The insurance and risk management broker never really put the kibosh on business travel during the pandemic. “We are a client-facing organisation, and we like to be in front of our clients,” says Washburn. “We like to prospect for new business.”
That said, volume definitely slowed at the height of Covid-19. AJG had a temporary stop when airlines sliced capacity and grounded planes. Like many companies, AJG loaded a lot of cancelled airfares onto UATP cards. After that point, the company elevated travel approvals to the SVP level, and distributed “all sorts of caveats and guidelines and cautions” to prepare employees who chose to travel but held back on any blanket halt on travel activity. Washburn said the company lifted trip approvals “several months ago” and the pent-up demand has sent levels through the roof.

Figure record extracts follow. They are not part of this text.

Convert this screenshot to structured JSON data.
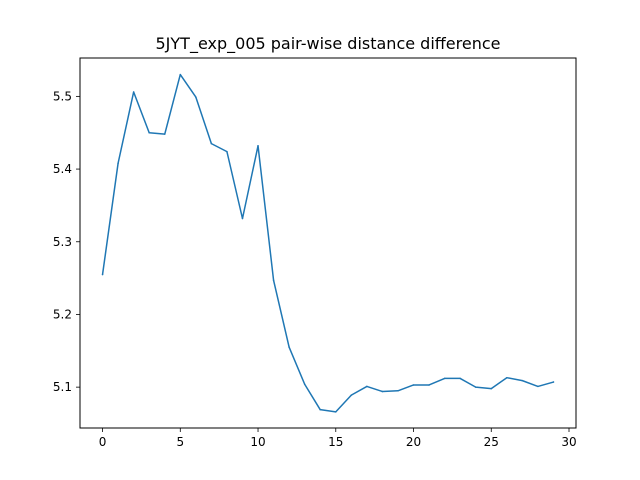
{
  "chart_data": {
    "type": "line",
    "title": "5JYT_exp_005 pair-wise distance difference",
    "xlabel": "",
    "ylabel": "",
    "xlim": [
      -1.45,
      30.45
    ],
    "ylim": [
      5.0438,
      5.5528
    ],
    "x_ticks": [
      0,
      5,
      10,
      15,
      20,
      25,
      30
    ],
    "y_ticks": [
      5.1,
      5.2,
      5.3,
      5.4,
      5.5
    ],
    "x_tick_labels": [
      "0",
      "5",
      "10",
      "15",
      "20",
      "25",
      "30"
    ],
    "y_tick_labels": [
      "5.1",
      "5.2",
      "5.3",
      "5.4",
      "5.5"
    ],
    "grid": false,
    "series": [
      {
        "color": "#1f77b4",
        "x": [
          0,
          1,
          2,
          3,
          4,
          5,
          6,
          7,
          8,
          9,
          10,
          11,
          12,
          13,
          14,
          15,
          16,
          17,
          18,
          19,
          20,
          21,
          22,
          23,
          24,
          25,
          26,
          27,
          28,
          29
        ],
        "values": [
          5.255,
          5.408,
          5.506,
          5.45,
          5.448,
          5.53,
          5.499,
          5.435,
          5.424,
          5.332,
          5.432,
          5.247,
          5.155,
          5.104,
          5.069,
          5.066,
          5.089,
          5.101,
          5.094,
          5.095,
          5.103,
          5.103,
          5.112,
          5.112,
          5.1,
          5.098,
          5.113,
          5.109,
          5.101,
          5.107
        ]
      }
    ]
  }
}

“We exhausted the UATP funds right away,” says Washburn. “Our employees returned to travel with an alacrity that was astounding.” Including, she says, complex, multi-leg international trips with the support of risk management. “We haven’t had many problems.”
In growth mode
Is this kind of business travel trajectory unique to AJG? Not really. We spoke to a number of companies, often those that engaged in essential worker travel or businesses that actually boomed during the pandemic, where business travel never went into a deep hibernation. Patterns changed, precautions changed and approval levels changed, but business travel continued. As the pandemic mindset times out in these companies, business travel is gaining volume almost immediately.

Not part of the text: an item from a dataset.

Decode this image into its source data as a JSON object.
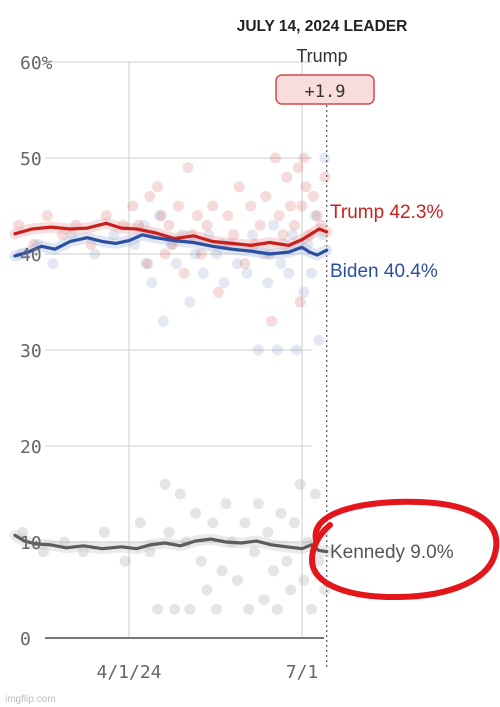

T-Mobile is another company that let its business determine the level of travel during the pandemic, with precautions and elevated approval, but without a hard stop. Jennie Robertson took a travel manager role at the company during the pandemic and says the company has returned to near 100 per cent of pre-pandemic travel. But with a wrinkle: “T-Mobile acquired Sprint during that time,” she says, taking on their workers and travellers in the process and formulating travel volume around some new origin and destination cities like Kansas City and Frisco, Texas.

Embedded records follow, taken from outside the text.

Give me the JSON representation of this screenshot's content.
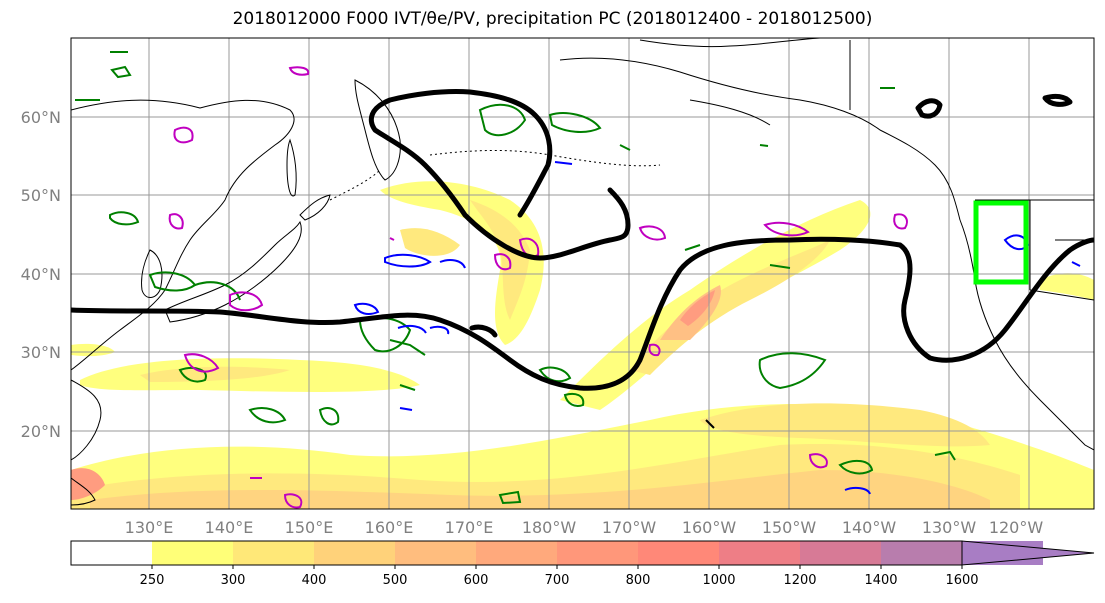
{
  "title": "2018012000 F000 IVT/θe/PV, precipitation PC (2018012400 - 2018012500)",
  "map": {
    "lat_labels": [
      "60°N",
      "50°N",
      "40°N",
      "30°N",
      "20°N"
    ],
    "lon_labels": [
      "130°E",
      "140°E",
      "150°E",
      "160°E",
      "170°E",
      "180°W",
      "170°W",
      "160°W",
      "150°W",
      "140°W",
      "130°W",
      "120°W"
    ],
    "grid": true,
    "highlight_box_color": "#00ff00"
  },
  "colorbar": {
    "levels": [
      "250",
      "300",
      "400",
      "500",
      "600",
      "700",
      "800",
      "1000",
      "1200",
      "1400",
      "1600"
    ],
    "colors": [
      "#ffffff",
      "#ffff78",
      "#ffe878",
      "#ffd27a",
      "#ffbd7e",
      "#ffa97c",
      "#ff977a",
      "#ff8878",
      "#ee7e86",
      "#d77a96",
      "#b87dad",
      "#a87dc4"
    ]
  },
  "contour_colors": {
    "theta_e": "#000000",
    "pv_positive": "#008000",
    "pv_negative": "#0000ff",
    "other": "#c000c0"
  }
}
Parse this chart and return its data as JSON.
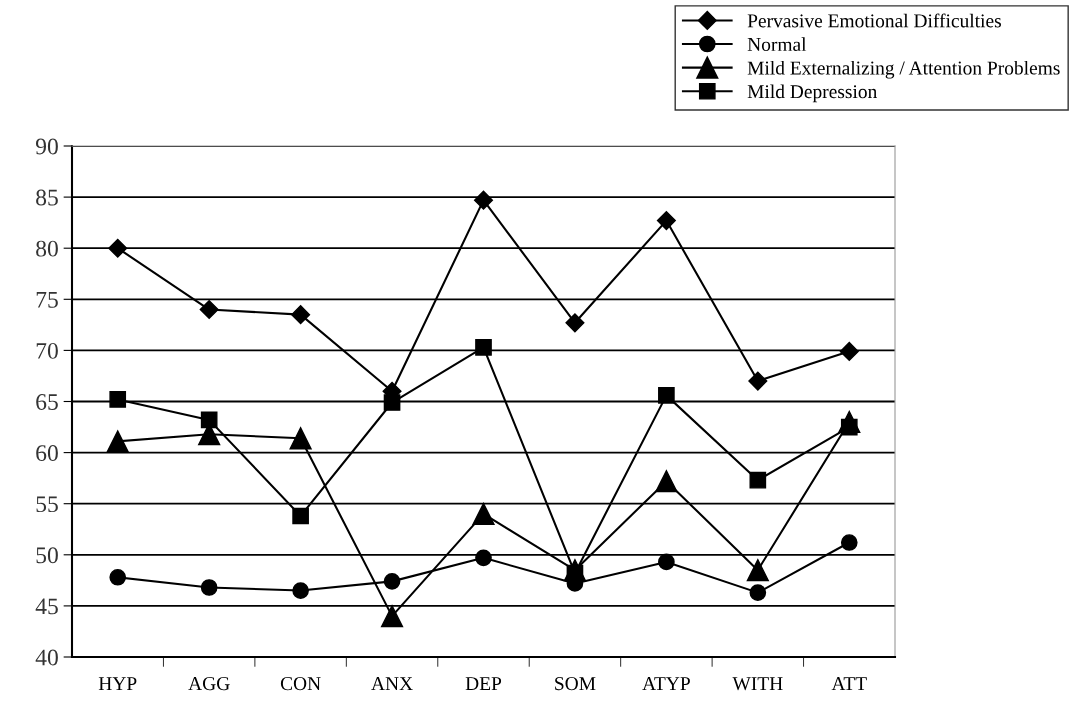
{
  "chart_data": {
    "type": "line",
    "categories": [
      "HYP",
      "AGG",
      "CON",
      "ANX",
      "DEP",
      "SOM",
      "ATYP",
      "WITH",
      "ATT"
    ],
    "series": [
      {
        "name": "Pervasive Emotional Difficulties",
        "color": "#000000",
        "marker": "diamond",
        "values": [
          80,
          74,
          73.5,
          66,
          84.7,
          72.7,
          82.7,
          67,
          69.9
        ]
      },
      {
        "name": "Normal",
        "color": "#000000",
        "marker": "circle",
        "values": [
          47.8,
          46.8,
          46.5,
          47.4,
          49.7,
          47.2,
          49.3,
          46.3,
          51.2
        ]
      },
      {
        "name": "Mild Externalizing / Attention Problems",
        "color": "#000000",
        "marker": "triangle",
        "values": [
          61.1,
          61.8,
          61.4,
          44,
          54,
          48.5,
          57.2,
          48.5,
          63
        ]
      },
      {
        "name": "Mild Depression",
        "color": "#000000",
        "marker": "square",
        "values": [
          65.2,
          63.2,
          53.8,
          64.9,
          70.3,
          48.2,
          65.6,
          57.3,
          62.5
        ]
      }
    ],
    "ylim": [
      40,
      90
    ],
    "yticks": [
      40,
      45,
      50,
      55,
      60,
      65,
      70,
      75,
      80,
      85,
      90
    ],
    "grid": "y",
    "legend": "top right",
    "line_style": "solid"
  }
}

AJG has the same story, says Washburn, but on a global scale, extending points of sale to new markets in Europe and the Middle East as well as to Asia-Pacific.
“The most exciting news is the result of a very significant acquisition. We are in the process of launching new points of sale globally. And what I find intriguing is that the company from which people are joining us had halted all travel. There’s significant pent-up demand and as of the day these folks formally joined Gallagher, they were ready to book travel.”
Changing the programme?
Truth be told, the programme hasn’t changed that much for AJG, says Washburn. For T-Mobile, the pandemic ushered in a new TMC partnership thanks to consolidation, but policies and procedures haven’t been unrecognisably altered.
What has been different is how the company has sourced its programme and communicated with partners. Washburn cited a bigger reliance on chainwide agreements and allowing existing contracts to roll over into the next year. She also says her suppliers had been supportive of her business travellers’ needs – with airlines pooling funds to UATP cards and car rental partners finding cars amid shortages. AJG’s TMC, Egencia, rolled out some technology enhancements that facilitated better travel processes.
Asked whether she thought continuing to travel during the pandemic and staying close to customers gave AJG a competitive advantage over peer companies, Washburn demurred.
“I really wouldn’t want to comment, but I can say that we are told by our vendors that we have recovered, that we continue to travel more aggressively during the pandemic and that we are the first to rebound. So that’s really as far as I’d want to go on that. But you can impart from that what you wish.”